I'm at a loss tonight to describe the measure of Philip Seymour Hoffman's talents. At just 46 years old, you got the feeling he was barely even halfway done showing us what he could do. Just one glance at his CV shows you a range that's unparalleled in Hollywood: heroes, villains, love interests, sadsacks, wacky best friends, rock gods, slimy salesmen, butlers, writers and crooks. Regardless of the circumstances of his death, the loss of Philip Seymour Hoffman is a true tragedy; that he died of something so common as a drug overdose doesn't feel fitting to the man, although it acts as a stark reminder that no one is above or beyond the clutches of addiction.

The last Philip Seymour Hoffman performance I saw was Lancaster Dodd in Paul Thomas Anderson's The Master. It's not a performance you're likely to forget in a hurry. With Hoffman, it wasn't what was on the surface that you noticed, but what seemed to be bubbling beneath. With Dodd, there were reservoirs of anger behind those eyes; a burnt soul trapped in the body of a liar and a charlatan. These are not qualities you can write, they are only qualities you can embody. Only men like Hoffman - and he was part of a select group - could summon such terrifying depth of character on celluloid.

It already pains me to write about Philip Seymour Hoffman in the past tense. It will take some adjustment. He was one of the most watchable, magnetic screen presences of our age; I'm struggling to think of a single movie in which he appeared, in which he wasn't the best thing by a country mile. Even in smaller roles, like Brandt the butler in The Big Lebowski, or Sandy in Along Came Polly, Hoffman held the attention. I'm sure you all know of my fondness for The Mattress Man. It's hard to think that's that.

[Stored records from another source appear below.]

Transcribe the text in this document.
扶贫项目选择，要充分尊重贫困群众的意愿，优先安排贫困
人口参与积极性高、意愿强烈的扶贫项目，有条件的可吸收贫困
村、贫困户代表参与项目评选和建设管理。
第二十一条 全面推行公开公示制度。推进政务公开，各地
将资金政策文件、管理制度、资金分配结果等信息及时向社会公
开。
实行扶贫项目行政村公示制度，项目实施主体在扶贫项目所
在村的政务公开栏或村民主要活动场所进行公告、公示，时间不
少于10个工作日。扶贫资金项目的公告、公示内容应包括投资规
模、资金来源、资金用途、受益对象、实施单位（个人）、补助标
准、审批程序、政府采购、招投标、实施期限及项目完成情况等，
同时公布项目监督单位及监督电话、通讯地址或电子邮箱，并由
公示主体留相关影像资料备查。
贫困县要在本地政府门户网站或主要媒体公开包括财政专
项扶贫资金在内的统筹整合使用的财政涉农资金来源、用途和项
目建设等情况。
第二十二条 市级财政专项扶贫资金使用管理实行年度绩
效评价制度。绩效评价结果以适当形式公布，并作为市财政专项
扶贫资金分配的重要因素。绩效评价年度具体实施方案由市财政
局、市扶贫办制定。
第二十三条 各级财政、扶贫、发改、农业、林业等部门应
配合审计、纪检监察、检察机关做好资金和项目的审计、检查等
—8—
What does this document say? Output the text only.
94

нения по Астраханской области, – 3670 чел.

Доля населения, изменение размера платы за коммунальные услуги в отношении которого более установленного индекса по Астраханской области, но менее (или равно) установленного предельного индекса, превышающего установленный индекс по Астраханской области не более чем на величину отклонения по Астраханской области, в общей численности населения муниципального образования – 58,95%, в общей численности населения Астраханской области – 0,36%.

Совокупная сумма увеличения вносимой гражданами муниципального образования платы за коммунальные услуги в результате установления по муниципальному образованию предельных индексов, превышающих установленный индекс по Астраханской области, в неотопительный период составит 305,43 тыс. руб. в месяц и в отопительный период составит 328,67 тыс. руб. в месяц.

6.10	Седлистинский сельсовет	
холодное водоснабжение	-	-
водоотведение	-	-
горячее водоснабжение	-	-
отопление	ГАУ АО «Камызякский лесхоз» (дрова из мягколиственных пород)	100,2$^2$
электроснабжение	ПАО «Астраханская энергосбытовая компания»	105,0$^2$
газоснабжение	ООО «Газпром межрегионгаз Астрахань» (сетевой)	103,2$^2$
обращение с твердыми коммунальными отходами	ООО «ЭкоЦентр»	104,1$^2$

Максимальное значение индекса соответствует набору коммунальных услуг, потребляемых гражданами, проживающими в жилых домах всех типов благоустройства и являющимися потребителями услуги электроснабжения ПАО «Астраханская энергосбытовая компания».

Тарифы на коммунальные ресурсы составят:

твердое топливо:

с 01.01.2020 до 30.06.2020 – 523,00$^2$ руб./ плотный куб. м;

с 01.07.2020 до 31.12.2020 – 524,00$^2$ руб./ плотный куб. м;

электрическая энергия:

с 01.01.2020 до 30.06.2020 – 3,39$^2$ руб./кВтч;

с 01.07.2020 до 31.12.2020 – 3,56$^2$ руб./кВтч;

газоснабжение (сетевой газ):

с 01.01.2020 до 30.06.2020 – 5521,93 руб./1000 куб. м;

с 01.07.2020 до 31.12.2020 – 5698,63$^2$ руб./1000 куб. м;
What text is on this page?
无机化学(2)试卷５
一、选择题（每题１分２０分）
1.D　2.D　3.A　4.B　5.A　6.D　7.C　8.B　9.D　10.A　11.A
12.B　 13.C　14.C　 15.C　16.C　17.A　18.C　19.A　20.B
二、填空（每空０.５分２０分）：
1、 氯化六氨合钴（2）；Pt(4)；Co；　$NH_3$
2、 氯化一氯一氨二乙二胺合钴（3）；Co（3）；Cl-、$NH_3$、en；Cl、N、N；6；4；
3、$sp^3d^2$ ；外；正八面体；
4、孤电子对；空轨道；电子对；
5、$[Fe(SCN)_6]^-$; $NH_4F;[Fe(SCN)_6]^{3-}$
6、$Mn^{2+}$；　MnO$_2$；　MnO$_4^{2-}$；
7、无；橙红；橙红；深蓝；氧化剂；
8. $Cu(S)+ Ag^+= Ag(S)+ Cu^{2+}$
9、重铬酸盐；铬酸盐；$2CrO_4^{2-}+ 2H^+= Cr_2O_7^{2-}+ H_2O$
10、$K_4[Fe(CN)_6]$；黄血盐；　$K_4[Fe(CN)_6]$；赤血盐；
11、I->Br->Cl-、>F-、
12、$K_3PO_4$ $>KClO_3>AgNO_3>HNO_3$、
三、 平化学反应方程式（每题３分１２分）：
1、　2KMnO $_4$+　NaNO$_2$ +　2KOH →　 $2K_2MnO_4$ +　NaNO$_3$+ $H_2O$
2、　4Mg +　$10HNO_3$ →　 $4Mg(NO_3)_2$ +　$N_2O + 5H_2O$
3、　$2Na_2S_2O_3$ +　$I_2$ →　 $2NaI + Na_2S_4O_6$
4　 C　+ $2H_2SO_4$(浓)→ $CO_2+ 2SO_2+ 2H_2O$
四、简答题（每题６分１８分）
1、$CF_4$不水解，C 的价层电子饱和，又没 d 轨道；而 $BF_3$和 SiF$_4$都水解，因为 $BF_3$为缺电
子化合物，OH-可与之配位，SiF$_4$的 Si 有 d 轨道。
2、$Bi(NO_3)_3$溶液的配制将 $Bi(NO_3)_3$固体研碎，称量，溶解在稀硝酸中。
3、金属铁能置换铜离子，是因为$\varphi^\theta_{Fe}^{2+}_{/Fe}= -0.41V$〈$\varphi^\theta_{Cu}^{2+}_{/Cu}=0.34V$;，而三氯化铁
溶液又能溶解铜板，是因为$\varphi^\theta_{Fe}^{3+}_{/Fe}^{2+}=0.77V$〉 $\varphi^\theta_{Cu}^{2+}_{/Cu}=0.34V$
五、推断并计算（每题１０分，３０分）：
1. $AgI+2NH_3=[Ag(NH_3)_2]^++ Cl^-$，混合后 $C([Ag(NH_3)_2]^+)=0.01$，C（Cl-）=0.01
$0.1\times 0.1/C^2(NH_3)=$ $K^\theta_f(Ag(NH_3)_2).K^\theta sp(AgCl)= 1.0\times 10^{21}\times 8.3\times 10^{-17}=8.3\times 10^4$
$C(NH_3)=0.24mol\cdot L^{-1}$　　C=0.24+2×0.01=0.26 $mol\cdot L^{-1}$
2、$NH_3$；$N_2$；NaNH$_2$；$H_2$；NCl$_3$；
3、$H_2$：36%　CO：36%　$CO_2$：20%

There are so few people in the industry who had range like Hoffman's. He excelled at playing powerful men (The Master, Mission: Impossible villain Owen Davian, powderkeg Gust Avrakotos in Charlie Wilson's War) but also made for a brilliant heel (Brandt, Scotty J in Boogie Nights, the weeping masturbator in Todd Solondz' Happiness). He played men of wit and wisdom (Capote, Almost Famous) and characters of quiet experience (The Ides Of March, Moneyball). I hope I'm not alone in thinking there was nothing Philip Seymour Hoffman couldn't do on screen. He earned that trust.

His face was phenomenal. Hoffman was able to look either fearsome or cuddly depending on what light he was in. It's not easy to play history's most effete playwright one year then a villain opposite Tom Cruise the next. Hoffman took characters that were complex on paper and made them impossibly real on screen. I don't know anyone else who could play Caden Cotard in Charlie Kaufman's Synecdoche, New York. It was a role so knotted and twisted and jagged that to take it on would be to instantly do it a disservice. Hoffman nailed it. He always nailed it. He was never, ever ordinary. He was incapable of being average.

You were never more than a year or so away from the next great Philip Seymour Hoffman performance. It saddens me greatly to know there will never be another.